Two awful statistics should be haunting Real Madrid before their first round knock-out match up against Olympique Lyonnais.
Firstly, they have been eliminated at this stage of the competition for the previous six seasons. Lyon, Liverpool, Roma, Bayern Munich, Arsenal and Juventus have all progressed to the quarter finals at the expense of Real. In those twelve legs Madrid won only one – the home leg versus Juventus in 2005.
It’s all well and good (if you will excuse the cricketing metaphor) being a flat track bully. Real have hammered Auxurre, FC Zurich and Steaua Bucharest in recent seasons but in the games that have mattered their aptitude and attitude has been found wanting.
The second statistic that should fill the Castilans with dread is their record at the Stade Gerland. In three Champions League matches, they have been beaten three times and scored no goals. Lyon have twice beaten them in group stage matches and once at this stage of last year’s competition.
So, a lot of recent statistical evidence to point to as to why Real may struggle – but why am I reluctant to back Lyon or at least back against Real?
José Mário dos Santos Félix Mourinho
His Champions League record at this stage of the competition isn’t played six, lost six; it’s played six, won four, and the two first knock-out round losses both came against sides that at least got to the Final that season (Chelsea lost to eventual winners Barcelona in 2006 and Inter Milan lost to Manchester United in 2009), and as everybody knows in two of those seasons he has lifted the cup when it was all said and done.
It’s in one way rude to coaches of the calibre of Luxemburgo, Schuster, and Capello to imply that everything will be OK, because the Special One is now in charge at the Bernabeu; but failure in the Champions League is the reason that their employment was terminated, and Mourinho brought in.
Despite their appearance in last season’s semi final Lyon are not the force they were in the middle of the noughties, and their poor 3-0 defeat at home to Bayern in that tie is just one of the clues. In three of the past four seasons OL have departed the European scene at this stage (although admittedly twice to the eventual champions); after winning seven consecutive French championships they have gone two seasons without the Ligue 1 trophy and will probably make that three after this campaign.

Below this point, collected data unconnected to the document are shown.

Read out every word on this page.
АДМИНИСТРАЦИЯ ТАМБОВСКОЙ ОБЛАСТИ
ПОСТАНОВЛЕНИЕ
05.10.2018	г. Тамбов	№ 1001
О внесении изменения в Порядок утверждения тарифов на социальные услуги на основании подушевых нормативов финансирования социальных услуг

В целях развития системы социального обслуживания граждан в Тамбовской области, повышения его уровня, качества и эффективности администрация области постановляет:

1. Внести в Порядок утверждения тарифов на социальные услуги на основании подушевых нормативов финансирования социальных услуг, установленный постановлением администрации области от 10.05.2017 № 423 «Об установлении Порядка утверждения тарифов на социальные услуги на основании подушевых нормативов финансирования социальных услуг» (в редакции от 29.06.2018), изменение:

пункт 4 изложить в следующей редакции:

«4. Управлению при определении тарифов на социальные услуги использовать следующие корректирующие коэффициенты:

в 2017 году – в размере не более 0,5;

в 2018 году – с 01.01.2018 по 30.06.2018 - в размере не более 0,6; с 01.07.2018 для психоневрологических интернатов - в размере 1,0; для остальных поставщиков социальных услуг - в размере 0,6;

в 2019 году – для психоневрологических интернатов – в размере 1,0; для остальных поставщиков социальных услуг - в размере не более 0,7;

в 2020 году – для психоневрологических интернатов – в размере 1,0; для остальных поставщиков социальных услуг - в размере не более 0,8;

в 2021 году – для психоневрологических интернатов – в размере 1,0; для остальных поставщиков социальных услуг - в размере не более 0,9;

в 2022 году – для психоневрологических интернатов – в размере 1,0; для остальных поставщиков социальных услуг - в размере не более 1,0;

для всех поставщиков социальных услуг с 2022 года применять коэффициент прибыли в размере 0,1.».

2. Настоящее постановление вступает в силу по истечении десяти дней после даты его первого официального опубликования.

While Lyon’s home record in Champions League knock-out games (W5, D5, L2) is impressive, their away record is no great shakes. The group stages this season further exposed their vulnerability when OL lost 3-0 away to Schalke and were 4-0 down in Lisbon to Benfica before a flurry of late goals gave the score respectability that the performance did not merit.
Expect a spirited Lyon performance, they are in good form scoring four goals in both of their last two victories, but also expect Real to overcome their jinx and reach the quarter finals for the first time since 2004, even though they might not win tonight.